The brewery features eclectic French-inspired cuisine and Belgian-inspired farmhouse ales.

“Mitten is set within an old firehouse and carries a baseball theme, which makes it a fun, casual spot with great food,” she said.

Mitten specializes in classic styles of beer such as ales, IPAs, porters and stouts, and is a favorite for unique pizzas, including a pizza flight with 25 squares featuring different toppings. Vegan items are also available.

“City Built is really popular for its Puerto Rican food and interesting beer, and it just opened a year ago,” Kotschevar said.

Among the many creative craft brews at City Built are orange saison, green tea chamomile pale ale and blueberry wheat.

“Founders is one of the best brewery restaurants in the city, and they make great sandwiches,” she said.

Founders takes sandwiches to new heights with artisan breads and cheeses, house-made sauces, fresh vegetables and top-quality meats and poultry.

“Creston is another great spot,” Kotschevar said. “Their brewery is in an old furniture showroom, and the food is Mexican-themed. They just renovated the upper-level room, which is now an event and conference space called the Golden Age.”

Creston’s beer selection runs the full gamut, from light lagers to rich stouts, and its menu is inspired by seasonal, locally sourced ingredients.

Another liquid lure in Grand Rapids is Long Road Distillers.
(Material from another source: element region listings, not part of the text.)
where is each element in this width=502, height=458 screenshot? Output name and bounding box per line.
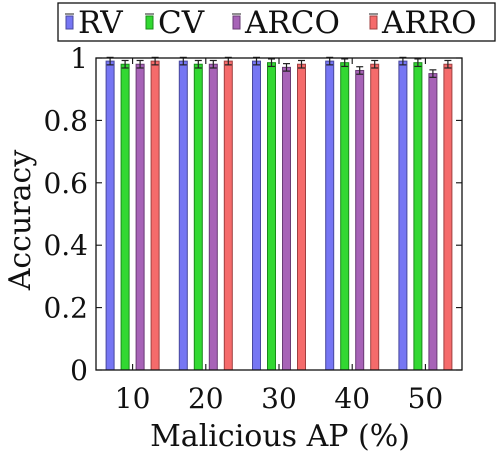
bar-rv-30	[252, 60, 261, 371]
axes-layer	[95, 57, 463, 371]
legend-box	[57, 2, 496, 42]
bar-cv-40	[340, 62, 350, 371]
bar-arro-50	[443, 63, 453, 371]
bar-arro-20	[223, 60, 233, 371]
error-bar-cv-50	[414, 58, 422, 68]
y-tick-label: 1	[70, 42, 88, 75]
bar-arco-20	[208, 63, 218, 371]
bar-cv-30	[267, 62, 276, 371]
x-tick-label: 40	[334, 382, 370, 415]
x-tick-label: 30	[261, 382, 297, 415]
legend-item-rv: RV	[65, 5, 123, 41]
y-tick-label: 0.8	[43, 104, 88, 137]
bar-cv-50	[413, 62, 423, 371]
legend-label-cv: CV	[158, 5, 205, 41]
error-bar-arco-40	[356, 66, 364, 75]
error-bar-arro-40	[371, 59, 379, 69]
bar-cv-20	[193, 63, 203, 371]
bars-layer	[105, 56, 453, 371]
bar-rv-40	[325, 60, 335, 371]
legend-swatch-rv	[65, 15, 74, 30]
error-bar-cv-20	[194, 59, 202, 69]
bar-rv-10	[105, 60, 115, 371]
bar-rv-50	[398, 60, 408, 371]
error-bar-cv-10	[121, 59, 129, 69]
legend-item-cv: CV	[145, 5, 205, 41]
y-tick-label: 0.2	[43, 292, 88, 325]
legend: RV CV ARCO ARRO	[57, 2, 496, 42]
legend-swatch-cv	[145, 15, 154, 30]
x-tick-label: 50	[408, 382, 444, 415]
bar-arco-50	[428, 73, 438, 371]
y-tick-label: 0.4	[43, 229, 88, 262]
legend-label-rv: RV	[78, 5, 123, 41]
legend-label-arro: ARRO	[381, 5, 476, 41]
error-bar-cv-40	[341, 58, 349, 68]
bar-arro-40	[370, 63, 380, 371]
bar-arco-40	[355, 69, 365, 371]
x-axis-title: Malicious AP (%)	[150, 419, 410, 454]
y-tick-label: 0.6	[43, 167, 88, 200]
x-tick-label: 20	[188, 382, 224, 415]
legend-label-arco: ARCO	[244, 5, 340, 41]
legend-swatch-arro	[369, 15, 378, 30]
x-tick-label: 10	[115, 382, 151, 415]
labels-layer: 0 0.2 0.4 0.6 0.8 1 10 20 30 40 50	[43, 42, 443, 415]
y-axis-title: Accuracy	[3, 150, 38, 292]
error-bar-arco-20	[209, 59, 217, 69]
bar-arco-30	[282, 66, 291, 371]
bar-arro-30	[297, 63, 306, 371]
legend-swatch-arco	[232, 15, 241, 30]
bar-arro-10	[150, 60, 160, 371]
error-bar-cv-30	[268, 58, 275, 68]
error-bar-arro-30	[298, 59, 305, 69]
error-bar-arco-10	[136, 59, 144, 69]
legend-item-arro: ARRO	[369, 5, 476, 41]
legend-item-arco: ARCO	[232, 5, 340, 41]
bar-arco-10	[135, 63, 145, 371]
error-bar-arco-30	[283, 63, 290, 72]
y-tick-label: 0	[70, 354, 88, 387]
bar-rv-20	[178, 60, 188, 371]
error-bar-arro-50	[444, 59, 452, 69]
error-bar-arco-50	[429, 69, 437, 78]
bar-cv-10	[120, 63, 130, 371]
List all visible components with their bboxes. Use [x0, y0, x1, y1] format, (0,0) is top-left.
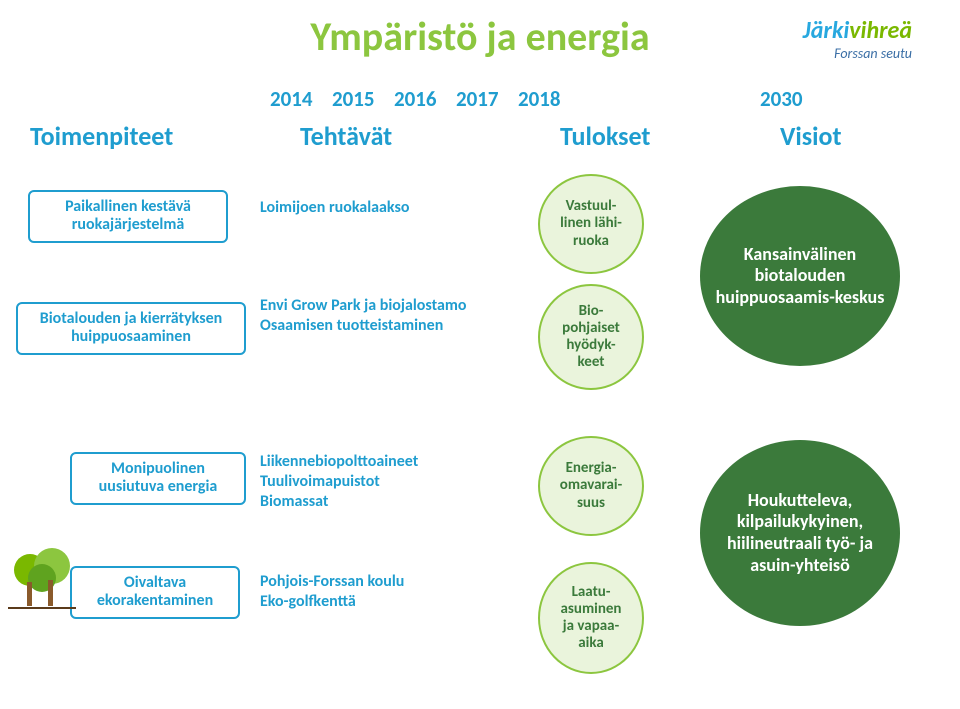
year-2018: 2018	[518, 86, 561, 112]
year-2017: 2017	[456, 86, 499, 112]
logo-part2: vihreä	[849, 16, 912, 45]
bubble-laatuasuminen: Laatu- asuminen ja vapaa- aika	[538, 562, 644, 674]
task-liikennebio: Liikennebiopolttoaineet Tuulivoimapuisto…	[260, 452, 418, 512]
box-ruokajarjestelma: Paikallinen kestävä ruokajärjestelmä	[28, 190, 228, 243]
year-2015: 2015	[332, 86, 375, 112]
bubble-biopohjaiset: Bio- pohjaiset hyödyk- keet	[538, 284, 644, 390]
header-visiot: Visiot	[780, 120, 842, 152]
bubble-lahiruoka: Vastuul- linen lähi- ruoka	[538, 174, 644, 274]
header-tehtavat: Tehtävät	[300, 120, 392, 152]
box-biotalous: Biotalouden ja kierrätyksen huippuosaami…	[16, 302, 246, 355]
box-ekorakentaminen: Oivaltava ekorakentaminen	[70, 566, 240, 619]
task-envigrow: Envi Grow Park ja biojalostamo Osaamisen…	[260, 296, 467, 336]
year-2030: 2030	[760, 86, 803, 112]
year-2016: 2016	[394, 86, 437, 112]
task-loimijoen: Loimijoen ruokalaakso	[260, 198, 409, 218]
task-forssan: Pohjois-Forssan koulu Eko-golfkenttä	[260, 572, 404, 612]
vision-hiilineutraali: Houkutteleva, kilpailukykyinen, hiilineu…	[700, 440, 900, 626]
logo-sub: Forssan seutu	[803, 45, 912, 62]
bubble-energia: Energia- omavarai- suus	[538, 436, 644, 536]
logo: Järkivihreä Forssan seutu	[803, 16, 912, 62]
logo-main: Järkivihreä	[803, 16, 912, 45]
logo-part1: Järki	[803, 16, 849, 45]
header-toimenpiteet: Toimenpiteet	[30, 120, 173, 152]
vision-biotalous: Kansainvälinen biotalouden huippuosaamis…	[700, 186, 900, 366]
header-tulokset: Tulokset	[560, 120, 650, 152]
tree-icon	[8, 546, 80, 619]
year-2014: 2014	[270, 86, 313, 112]
box-energia: Monipuolinen uusiutuva energia	[70, 452, 246, 505]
“It was the first distillery to open in Grand Rapids and has really put us on the map for distilling thanks to all the awards they win,” Kotschevar said. “They produce things like aquavit as well as gin made with Michigan botanicals, which is pretty unique.”

Meanwhile, the city’s Downtown Market is also a foodie favorite that accommodates group events.

“Downtown Market is a great one,” Kotschevar said. “They have a lot of different vendors, from a sushi counter to a Thai counter and much more. Upstairs, there’s an area for cooking classes, which is a nice option for groups.”